One year ago the iEngage team expanded the project to address a challenge for Christian engagement with Israel. Drawing together a group of Christian academics and theologians who have years of experience at the Shalom Hartman Institute in the yearly Theology Conference or CLI (
Christian Leadership Initiative),
New Paths: Christians Engaging Israel is in development in partnership with the Lutheran-affiliated Muhlenberg College in Allentown PA to provide its first course, entitled "Memories, Meanings, and Hopes."
New Paths will lead North American Christians into engaging contemporary Israel in its complexity through a paradigm and process that draws on Christian religious identity, that is not based in crisis, and that provides an alternative to other paradigms currently available, such as liberation theology and Christian Zionism.

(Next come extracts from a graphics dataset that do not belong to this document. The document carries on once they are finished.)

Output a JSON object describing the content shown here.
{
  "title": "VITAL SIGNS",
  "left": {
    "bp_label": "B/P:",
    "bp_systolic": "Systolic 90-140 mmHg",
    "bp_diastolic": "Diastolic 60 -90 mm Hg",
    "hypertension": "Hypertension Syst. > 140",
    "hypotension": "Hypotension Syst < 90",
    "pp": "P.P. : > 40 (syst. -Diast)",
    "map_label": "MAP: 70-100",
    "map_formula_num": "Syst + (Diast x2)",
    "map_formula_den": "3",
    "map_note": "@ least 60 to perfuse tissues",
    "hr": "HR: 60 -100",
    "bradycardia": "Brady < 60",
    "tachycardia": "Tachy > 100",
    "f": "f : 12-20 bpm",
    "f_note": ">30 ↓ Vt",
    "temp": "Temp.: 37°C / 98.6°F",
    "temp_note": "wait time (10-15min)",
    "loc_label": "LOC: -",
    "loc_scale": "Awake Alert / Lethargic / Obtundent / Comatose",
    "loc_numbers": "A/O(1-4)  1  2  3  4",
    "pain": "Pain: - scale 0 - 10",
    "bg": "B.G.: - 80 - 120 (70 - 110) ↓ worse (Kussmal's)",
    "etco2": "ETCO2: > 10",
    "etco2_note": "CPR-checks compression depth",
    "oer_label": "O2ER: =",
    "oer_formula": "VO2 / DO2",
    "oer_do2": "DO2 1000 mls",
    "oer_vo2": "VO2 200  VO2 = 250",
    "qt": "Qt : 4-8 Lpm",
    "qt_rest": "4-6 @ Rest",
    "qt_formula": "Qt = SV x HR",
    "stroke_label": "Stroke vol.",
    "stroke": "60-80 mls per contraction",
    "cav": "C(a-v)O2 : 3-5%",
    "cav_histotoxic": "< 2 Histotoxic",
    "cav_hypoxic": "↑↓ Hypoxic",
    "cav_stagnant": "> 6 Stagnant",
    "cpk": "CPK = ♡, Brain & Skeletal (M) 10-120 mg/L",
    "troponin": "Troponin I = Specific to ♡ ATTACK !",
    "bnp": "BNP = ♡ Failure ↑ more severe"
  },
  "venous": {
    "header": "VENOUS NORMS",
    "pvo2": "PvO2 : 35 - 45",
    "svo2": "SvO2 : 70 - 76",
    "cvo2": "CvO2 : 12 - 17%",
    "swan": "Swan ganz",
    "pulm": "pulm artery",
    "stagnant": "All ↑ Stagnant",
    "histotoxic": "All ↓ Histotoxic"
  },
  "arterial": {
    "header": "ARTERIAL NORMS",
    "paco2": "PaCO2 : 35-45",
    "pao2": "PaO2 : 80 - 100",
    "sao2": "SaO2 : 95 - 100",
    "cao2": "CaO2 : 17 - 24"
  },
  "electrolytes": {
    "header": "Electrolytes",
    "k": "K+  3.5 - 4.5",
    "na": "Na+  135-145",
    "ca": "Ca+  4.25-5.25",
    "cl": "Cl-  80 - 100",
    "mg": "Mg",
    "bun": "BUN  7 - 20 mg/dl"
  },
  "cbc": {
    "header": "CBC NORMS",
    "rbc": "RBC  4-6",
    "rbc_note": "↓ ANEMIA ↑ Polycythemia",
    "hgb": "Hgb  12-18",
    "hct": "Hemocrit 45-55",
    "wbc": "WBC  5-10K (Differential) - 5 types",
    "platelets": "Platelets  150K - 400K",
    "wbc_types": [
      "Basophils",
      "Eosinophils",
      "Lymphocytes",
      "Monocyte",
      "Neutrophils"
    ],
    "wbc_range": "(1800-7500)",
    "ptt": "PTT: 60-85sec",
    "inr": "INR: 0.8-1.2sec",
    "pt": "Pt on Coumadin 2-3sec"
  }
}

As iEngage has examined issues that have challenged Jewish engagement with Israel, this first course of New Paths: Christians Engaging Israel speaks to stumbling blocks for Christians. These include idealizing the Holy Land to a degree that sets impossible standards for real life, as well as the long and persistent history of Christian teaching that Jews deserve and are destined to live perpetually in exile. While many churches have been satisfied simply to repudiate this “teaching of contempt,” New Paths will build on creative theology that moves beyond it, offering a foundation for more constructive Christian engagement with Israel.
Participants in New Paths will learn how Jews understand exile and return in various ways, and the many meanings of the State of Israel for the Jewish people. Engaging fully with the reality of modern Israel, Christians must understand the diversity of Israel’s non-Jewish residents, with their distinctive relationships to Israel, so the voices of Palestinian Muslims and Christians are heard in New Paths alongside those of Jews.
"Memories, Meanings, and Hopes," the first product of New Paths, due out early in 2013, will include a six-part adult education course for use in churches, as well as an expanded for-credit course for use in divinity schools and universities. Through them, Christians will be invited and introduced to a sustained engagement with Israel in its contemporary reality and its complex challenges.